The Return of the Sati: A Note on Heroism and Domesticity in Colonial Bengal

By Chowdhury-Sengupta, Indira | Resources for Feminist Research, Fall/Winter 1992 | Go to article overview

The Return of the Sati: A Note on Heroism and Domesticity in Colonial Bengal


Chowdhury-Sengupta, Indira, Resources for Feminist Research


A feeling of distress informed the formation of the nineteenth - century Bengali cultural identity. This distress was an outcome of repeated colonial assessments of the Bengali male as weak, effeminate, essentially non - martial and incapable of serving in the army or even occupying higher administrative posts.(f.1) Against such notions, Bengali cultural identity drafted for itself specific icons of heroic resistance. Of these, Jasodhara Bagchi has studied in rich detail the icon of motherhood within nationalist thought (Bagchi, 1990), while Tanika Sarkar has looked at notions of conjugality within early nationalism that guided the articulation about a nationalist self (Sarkar, 1989). In this paper I look at the nineteenth - century Bengali discursive construction of the sati (literally the "virtuous woman" but also the specific practice of burning the widow on the husband's funeral pyre) and what it came to signify for a hegemonizing middle class constructing for itself a nationalist self - image.

Sati, a practice banned by law in 1829, re - entered the discourse of cultural identity as a metaphor for the heroism of which women were capable. The spectacle that had in the past generated emotions of awe, terror and worship was replaced with a reconstructed heroic content in nineteenth - century Bengal. In this paper I shall analyze the ways in which this shift became possible.

While significant aspects of the connotations of sati have been looked at by scholars of Hinduism (see Leslie, 1990), historians have looked at the complex way in which the debate on sati rendered the woman's body a site for the definition of what constituted "tradition" (Mani, 1989). The banning of sati, together with numerous legislations that followed it, had focussed on the Hindu family and especially on the woman's body as the last unconquered space (Sarkar, 1989). I shall argue that despite the ban in 1829, the fascination with the spectacle of sati in the 1870s and 1880s was an important impulse behind the insistence on the spiritual dimension of the sati within discursive constructions which enabled the burgeoning Bengali/Hindu cultural identity to congeal around certain icons of resistance.
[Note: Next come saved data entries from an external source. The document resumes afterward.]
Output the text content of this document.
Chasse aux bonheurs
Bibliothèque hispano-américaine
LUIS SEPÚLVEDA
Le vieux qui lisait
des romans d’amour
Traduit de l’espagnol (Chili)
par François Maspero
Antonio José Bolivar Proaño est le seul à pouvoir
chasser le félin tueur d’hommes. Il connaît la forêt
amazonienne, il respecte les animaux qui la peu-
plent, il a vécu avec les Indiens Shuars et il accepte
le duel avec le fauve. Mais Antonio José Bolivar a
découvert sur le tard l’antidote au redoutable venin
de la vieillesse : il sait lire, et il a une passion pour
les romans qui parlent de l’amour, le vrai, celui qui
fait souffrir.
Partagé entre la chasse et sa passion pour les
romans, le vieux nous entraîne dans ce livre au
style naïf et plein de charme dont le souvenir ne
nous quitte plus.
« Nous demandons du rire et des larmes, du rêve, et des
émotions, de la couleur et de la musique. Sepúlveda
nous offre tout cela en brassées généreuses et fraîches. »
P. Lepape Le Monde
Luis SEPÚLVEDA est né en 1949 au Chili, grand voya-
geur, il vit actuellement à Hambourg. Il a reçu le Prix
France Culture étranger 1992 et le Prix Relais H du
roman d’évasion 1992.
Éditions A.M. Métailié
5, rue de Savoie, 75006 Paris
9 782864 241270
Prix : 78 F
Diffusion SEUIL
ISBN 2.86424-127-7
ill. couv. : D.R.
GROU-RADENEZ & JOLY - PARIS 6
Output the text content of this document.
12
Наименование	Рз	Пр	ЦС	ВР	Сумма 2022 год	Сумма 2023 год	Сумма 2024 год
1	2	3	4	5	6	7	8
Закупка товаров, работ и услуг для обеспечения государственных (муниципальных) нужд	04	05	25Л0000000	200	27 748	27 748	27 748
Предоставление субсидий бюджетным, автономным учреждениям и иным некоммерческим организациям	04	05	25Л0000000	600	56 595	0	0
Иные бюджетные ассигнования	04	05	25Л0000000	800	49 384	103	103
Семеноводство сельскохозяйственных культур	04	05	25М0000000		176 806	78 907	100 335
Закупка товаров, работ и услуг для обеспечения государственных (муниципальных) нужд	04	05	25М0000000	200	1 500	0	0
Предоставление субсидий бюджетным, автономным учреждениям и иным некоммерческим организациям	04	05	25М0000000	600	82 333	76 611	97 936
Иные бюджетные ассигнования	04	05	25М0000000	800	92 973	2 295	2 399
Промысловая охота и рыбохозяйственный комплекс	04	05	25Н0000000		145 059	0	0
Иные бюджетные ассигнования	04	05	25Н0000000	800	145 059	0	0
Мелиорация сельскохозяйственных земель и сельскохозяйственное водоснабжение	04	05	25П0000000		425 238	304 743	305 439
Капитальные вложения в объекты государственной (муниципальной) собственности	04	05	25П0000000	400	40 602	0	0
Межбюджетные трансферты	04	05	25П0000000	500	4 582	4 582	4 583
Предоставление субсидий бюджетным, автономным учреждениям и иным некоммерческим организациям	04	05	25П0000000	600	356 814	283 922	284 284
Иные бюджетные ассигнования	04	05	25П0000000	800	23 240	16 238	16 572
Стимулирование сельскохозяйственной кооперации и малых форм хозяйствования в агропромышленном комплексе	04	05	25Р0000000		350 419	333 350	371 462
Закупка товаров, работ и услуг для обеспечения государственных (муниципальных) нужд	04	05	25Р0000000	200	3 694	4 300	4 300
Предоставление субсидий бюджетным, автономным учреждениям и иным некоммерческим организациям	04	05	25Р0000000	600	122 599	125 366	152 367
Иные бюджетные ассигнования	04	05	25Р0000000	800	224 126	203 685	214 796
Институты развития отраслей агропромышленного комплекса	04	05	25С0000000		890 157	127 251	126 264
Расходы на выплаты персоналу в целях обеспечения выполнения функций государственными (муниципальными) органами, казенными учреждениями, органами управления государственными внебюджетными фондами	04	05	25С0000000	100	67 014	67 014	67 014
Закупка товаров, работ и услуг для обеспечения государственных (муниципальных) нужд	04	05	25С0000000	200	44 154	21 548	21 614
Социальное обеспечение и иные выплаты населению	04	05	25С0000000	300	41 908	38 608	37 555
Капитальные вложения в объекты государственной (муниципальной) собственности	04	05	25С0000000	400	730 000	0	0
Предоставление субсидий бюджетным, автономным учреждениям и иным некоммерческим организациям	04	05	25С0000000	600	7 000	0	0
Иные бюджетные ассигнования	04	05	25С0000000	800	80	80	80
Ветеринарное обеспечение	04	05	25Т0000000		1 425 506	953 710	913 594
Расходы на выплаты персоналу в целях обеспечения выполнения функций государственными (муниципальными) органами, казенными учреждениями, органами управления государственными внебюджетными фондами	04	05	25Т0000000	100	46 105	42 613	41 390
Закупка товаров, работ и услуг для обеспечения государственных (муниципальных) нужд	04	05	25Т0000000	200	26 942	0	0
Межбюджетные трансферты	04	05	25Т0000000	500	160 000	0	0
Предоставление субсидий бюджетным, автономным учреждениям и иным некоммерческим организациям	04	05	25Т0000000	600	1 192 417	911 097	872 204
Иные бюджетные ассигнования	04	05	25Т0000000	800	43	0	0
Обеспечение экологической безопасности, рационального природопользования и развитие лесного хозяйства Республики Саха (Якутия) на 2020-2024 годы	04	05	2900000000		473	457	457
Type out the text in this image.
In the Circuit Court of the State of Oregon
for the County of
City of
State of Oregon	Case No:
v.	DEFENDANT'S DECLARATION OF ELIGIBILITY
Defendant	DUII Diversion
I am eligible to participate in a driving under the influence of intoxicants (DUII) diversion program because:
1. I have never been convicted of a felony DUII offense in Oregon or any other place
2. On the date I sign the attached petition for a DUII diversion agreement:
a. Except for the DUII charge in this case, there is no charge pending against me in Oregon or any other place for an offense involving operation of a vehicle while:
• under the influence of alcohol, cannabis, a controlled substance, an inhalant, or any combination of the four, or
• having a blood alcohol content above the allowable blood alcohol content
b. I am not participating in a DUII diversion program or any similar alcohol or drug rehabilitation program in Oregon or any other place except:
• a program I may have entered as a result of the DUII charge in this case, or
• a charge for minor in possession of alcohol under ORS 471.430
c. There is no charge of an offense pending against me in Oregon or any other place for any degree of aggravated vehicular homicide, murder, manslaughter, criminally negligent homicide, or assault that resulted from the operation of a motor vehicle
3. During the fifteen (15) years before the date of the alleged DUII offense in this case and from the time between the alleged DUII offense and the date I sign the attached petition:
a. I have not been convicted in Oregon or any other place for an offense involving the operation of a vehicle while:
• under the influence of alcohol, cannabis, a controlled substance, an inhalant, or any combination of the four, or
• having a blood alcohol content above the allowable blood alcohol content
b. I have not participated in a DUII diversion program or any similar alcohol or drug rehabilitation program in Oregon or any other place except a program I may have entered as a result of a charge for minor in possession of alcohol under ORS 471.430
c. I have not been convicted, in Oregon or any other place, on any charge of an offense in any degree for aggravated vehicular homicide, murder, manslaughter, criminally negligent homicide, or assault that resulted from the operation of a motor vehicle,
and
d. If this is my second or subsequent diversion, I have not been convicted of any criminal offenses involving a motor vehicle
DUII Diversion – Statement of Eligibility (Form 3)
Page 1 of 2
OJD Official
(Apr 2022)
Moreover, as a competitive metaphor sati was constructed to proclaim the superiority of Hindu culture in the face of colonial denigration. Simultaneously, an attempt to domesticate the violenceof the act also persisted. The male articulators of this reworked identity, despite recognizing that much within Hindu tradition required reform, remained fascinated with this spectacle of suffering as a display of Virtue and Purity. Situated at the very heart of the contest between the British administrators and the Bengali nationalists was sati, one of the most important gendered icons of resistance.

On the other hand, the women articulators gave expression to its domesticated aspect through the theme of pativrata -- the devoted and chaste wife. As we shall see, this was not only an instance of middle - class women being drawn into the hegemonic fold (see Bannerji, 1991), but also a concern for preserving the endangered conjugal space.

The particular kind of Hindu identity of which the continuing discourse on sati was part, was of course generated by the educated middle classes of Calcutta who saw themselves in the role of leaders in a cultural revolt in the face of negative colonial assessment. In the field of history, the imaginary genealogical link between the Bengali and the Rajput attempted to reclaim some of the lost glory (see Kaviraj, 1988). However, this discourse on cultural identity was a gendered discourse within which the Hindu/Bengali woman was invoked both in her heroic mythological apparel as well as in her domestic aspect. She was an exemplary figure when contrasted to the European woman who apparently cared little for chastity or virtue.

The use of mythology was common to the analytical project of writing history and was one way of contesting rationalistic imperialist arguments commonly extended in nineteenth - century India to disparage Hindus in general and Hindu women in particular.